Overview of Latitude and Longitude

Latitude and longitude are a precise way of locating a person, place, or thing without the need for any other reference point. Criss-crossing the globe, these lines form a very specific grid that can be seen on maps and globes, and defines the absolute location in a series of numbered degrees that can be understood worldwide.

Lines of Longitude

Running long ways, from the North Pole to the South Pole, lines of longitude, also known as meridians, measure location East and West of the Prime Meridian. One way to remember their distinction is by thinking long-itude. Located in Greenwich England, the Prime Meridian is 0°, from there lines of longitude are drawn to 180° East and 180° West.

Lines of Latitude

Running horizontal around the Earth, lines of latitude, also known as parallels for being parallel to the Equator, measure distance North and South of the equator.   Lines of latitude measure from 90° N which is at the North Pole and 90° South which is at the South Pole, with the equator in the geographic center of the Earth at 0°.

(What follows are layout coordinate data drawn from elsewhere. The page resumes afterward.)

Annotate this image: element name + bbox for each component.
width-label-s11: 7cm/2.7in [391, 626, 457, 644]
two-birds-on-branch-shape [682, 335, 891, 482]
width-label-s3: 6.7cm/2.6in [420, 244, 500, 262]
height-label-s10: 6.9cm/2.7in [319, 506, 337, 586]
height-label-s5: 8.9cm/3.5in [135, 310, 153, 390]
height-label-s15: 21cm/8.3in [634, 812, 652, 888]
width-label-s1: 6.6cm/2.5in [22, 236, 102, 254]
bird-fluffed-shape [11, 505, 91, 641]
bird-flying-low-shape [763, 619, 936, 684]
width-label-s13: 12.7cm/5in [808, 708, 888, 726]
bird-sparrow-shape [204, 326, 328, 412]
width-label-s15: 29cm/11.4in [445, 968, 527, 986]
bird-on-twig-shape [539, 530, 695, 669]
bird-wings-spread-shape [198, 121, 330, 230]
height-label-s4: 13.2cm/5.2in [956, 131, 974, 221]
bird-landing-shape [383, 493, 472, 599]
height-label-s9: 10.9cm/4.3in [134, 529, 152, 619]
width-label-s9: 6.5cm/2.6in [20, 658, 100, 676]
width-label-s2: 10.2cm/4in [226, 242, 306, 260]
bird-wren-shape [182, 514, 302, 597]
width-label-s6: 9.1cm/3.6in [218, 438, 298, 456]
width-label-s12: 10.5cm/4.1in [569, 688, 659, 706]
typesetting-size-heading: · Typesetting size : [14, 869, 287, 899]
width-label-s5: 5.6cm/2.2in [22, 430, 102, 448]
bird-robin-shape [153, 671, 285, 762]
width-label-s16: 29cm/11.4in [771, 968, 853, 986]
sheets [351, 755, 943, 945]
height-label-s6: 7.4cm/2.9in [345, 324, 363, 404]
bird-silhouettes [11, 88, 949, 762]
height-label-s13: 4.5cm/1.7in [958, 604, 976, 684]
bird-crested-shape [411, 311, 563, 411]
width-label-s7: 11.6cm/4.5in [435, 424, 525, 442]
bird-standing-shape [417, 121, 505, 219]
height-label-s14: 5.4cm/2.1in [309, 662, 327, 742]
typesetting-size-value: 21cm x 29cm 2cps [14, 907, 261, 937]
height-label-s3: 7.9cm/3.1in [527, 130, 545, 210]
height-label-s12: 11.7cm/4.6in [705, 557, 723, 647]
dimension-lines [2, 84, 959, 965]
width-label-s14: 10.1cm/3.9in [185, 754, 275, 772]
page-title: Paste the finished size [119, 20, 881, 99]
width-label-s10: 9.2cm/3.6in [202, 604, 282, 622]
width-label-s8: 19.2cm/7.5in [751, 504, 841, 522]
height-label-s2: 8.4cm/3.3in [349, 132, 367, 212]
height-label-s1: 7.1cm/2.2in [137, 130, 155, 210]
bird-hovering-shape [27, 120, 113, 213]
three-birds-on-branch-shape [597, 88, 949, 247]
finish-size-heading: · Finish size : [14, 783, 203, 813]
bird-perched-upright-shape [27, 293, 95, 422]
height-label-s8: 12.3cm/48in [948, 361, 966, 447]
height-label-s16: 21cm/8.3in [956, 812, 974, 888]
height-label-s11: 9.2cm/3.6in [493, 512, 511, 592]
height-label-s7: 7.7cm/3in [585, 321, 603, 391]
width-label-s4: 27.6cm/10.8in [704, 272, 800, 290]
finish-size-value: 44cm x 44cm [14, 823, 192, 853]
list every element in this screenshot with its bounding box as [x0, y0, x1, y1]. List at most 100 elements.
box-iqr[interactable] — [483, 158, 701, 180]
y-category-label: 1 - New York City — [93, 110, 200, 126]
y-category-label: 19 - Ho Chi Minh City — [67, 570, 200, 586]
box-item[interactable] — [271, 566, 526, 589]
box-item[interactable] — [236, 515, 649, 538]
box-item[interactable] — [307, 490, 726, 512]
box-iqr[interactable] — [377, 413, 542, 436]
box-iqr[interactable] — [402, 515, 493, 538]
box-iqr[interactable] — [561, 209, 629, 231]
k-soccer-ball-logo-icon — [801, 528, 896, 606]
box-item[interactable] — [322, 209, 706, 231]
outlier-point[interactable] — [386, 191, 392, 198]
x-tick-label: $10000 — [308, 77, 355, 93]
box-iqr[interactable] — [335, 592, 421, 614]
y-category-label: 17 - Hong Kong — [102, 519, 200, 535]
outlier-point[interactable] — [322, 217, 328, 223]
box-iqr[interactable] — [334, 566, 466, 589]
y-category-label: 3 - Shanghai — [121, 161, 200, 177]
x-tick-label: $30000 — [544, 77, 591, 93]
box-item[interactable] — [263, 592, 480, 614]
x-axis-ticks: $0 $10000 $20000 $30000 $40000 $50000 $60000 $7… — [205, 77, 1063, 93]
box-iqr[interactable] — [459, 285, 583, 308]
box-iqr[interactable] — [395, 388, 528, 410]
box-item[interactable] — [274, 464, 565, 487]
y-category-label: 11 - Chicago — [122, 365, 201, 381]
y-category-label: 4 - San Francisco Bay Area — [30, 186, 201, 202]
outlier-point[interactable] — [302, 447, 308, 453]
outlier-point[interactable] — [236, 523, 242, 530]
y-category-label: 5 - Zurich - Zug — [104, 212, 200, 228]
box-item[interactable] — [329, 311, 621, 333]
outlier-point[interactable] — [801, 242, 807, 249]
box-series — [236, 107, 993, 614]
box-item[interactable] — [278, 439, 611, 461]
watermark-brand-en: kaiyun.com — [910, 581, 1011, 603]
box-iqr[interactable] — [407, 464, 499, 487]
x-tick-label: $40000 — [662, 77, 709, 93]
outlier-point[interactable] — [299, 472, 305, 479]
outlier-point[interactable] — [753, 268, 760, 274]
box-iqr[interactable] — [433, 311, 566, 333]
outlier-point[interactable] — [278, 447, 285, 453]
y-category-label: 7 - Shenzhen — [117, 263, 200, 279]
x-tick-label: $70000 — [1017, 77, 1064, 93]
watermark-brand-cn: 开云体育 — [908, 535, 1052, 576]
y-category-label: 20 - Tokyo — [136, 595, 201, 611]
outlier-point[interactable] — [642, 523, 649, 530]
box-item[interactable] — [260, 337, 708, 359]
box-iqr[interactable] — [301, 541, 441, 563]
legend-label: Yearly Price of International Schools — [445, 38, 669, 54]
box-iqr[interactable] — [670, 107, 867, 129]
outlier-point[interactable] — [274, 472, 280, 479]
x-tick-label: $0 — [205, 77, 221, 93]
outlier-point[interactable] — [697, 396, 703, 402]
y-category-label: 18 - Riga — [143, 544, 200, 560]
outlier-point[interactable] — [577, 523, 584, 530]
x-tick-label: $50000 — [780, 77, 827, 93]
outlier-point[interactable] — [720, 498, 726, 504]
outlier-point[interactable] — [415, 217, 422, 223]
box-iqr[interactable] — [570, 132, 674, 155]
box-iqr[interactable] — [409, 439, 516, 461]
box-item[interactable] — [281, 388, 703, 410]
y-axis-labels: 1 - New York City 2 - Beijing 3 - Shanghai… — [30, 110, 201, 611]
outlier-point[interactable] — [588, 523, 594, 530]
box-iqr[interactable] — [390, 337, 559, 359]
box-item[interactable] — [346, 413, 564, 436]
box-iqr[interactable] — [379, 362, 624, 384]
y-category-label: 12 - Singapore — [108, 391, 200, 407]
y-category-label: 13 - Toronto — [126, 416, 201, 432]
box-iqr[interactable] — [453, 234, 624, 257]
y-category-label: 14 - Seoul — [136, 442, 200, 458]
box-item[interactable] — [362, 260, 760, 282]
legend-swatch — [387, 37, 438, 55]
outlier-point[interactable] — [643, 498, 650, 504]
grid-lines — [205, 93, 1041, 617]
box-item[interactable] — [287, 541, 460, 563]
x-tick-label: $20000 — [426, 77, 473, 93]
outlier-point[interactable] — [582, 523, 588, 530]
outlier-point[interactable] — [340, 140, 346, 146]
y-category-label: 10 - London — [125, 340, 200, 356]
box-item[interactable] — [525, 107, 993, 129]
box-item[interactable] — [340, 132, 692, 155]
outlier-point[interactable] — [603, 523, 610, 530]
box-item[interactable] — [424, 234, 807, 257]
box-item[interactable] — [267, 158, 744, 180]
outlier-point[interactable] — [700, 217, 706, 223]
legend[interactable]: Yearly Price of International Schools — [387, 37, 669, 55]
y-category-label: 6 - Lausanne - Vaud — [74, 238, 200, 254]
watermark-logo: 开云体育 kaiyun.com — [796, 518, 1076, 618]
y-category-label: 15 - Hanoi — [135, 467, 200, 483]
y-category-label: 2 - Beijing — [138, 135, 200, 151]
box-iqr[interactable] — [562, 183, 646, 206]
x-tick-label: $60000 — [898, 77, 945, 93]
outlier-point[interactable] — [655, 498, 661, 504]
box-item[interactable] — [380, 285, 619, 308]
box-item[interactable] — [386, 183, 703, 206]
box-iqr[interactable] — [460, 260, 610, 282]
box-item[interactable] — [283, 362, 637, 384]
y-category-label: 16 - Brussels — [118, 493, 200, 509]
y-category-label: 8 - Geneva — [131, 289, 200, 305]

For latitude, one degree is equivalent to just about 69 miles. For longitude, one degree is equivalent to 69 miles at the equator, but as the lines converge toward the poles, the separation distance decreases.

To get an absolute location, each degree is broken down into minutes and seconds; there are 60 minutes in a degree and 60 seconds in a minutes. With this information, everything on Earth can be located. For instance the Eiffel Tower is 40°51’N of the Equator and 2°17’E of the Prime Meridian and the Sydney Opera House is at 33°51’S and 151°12’E.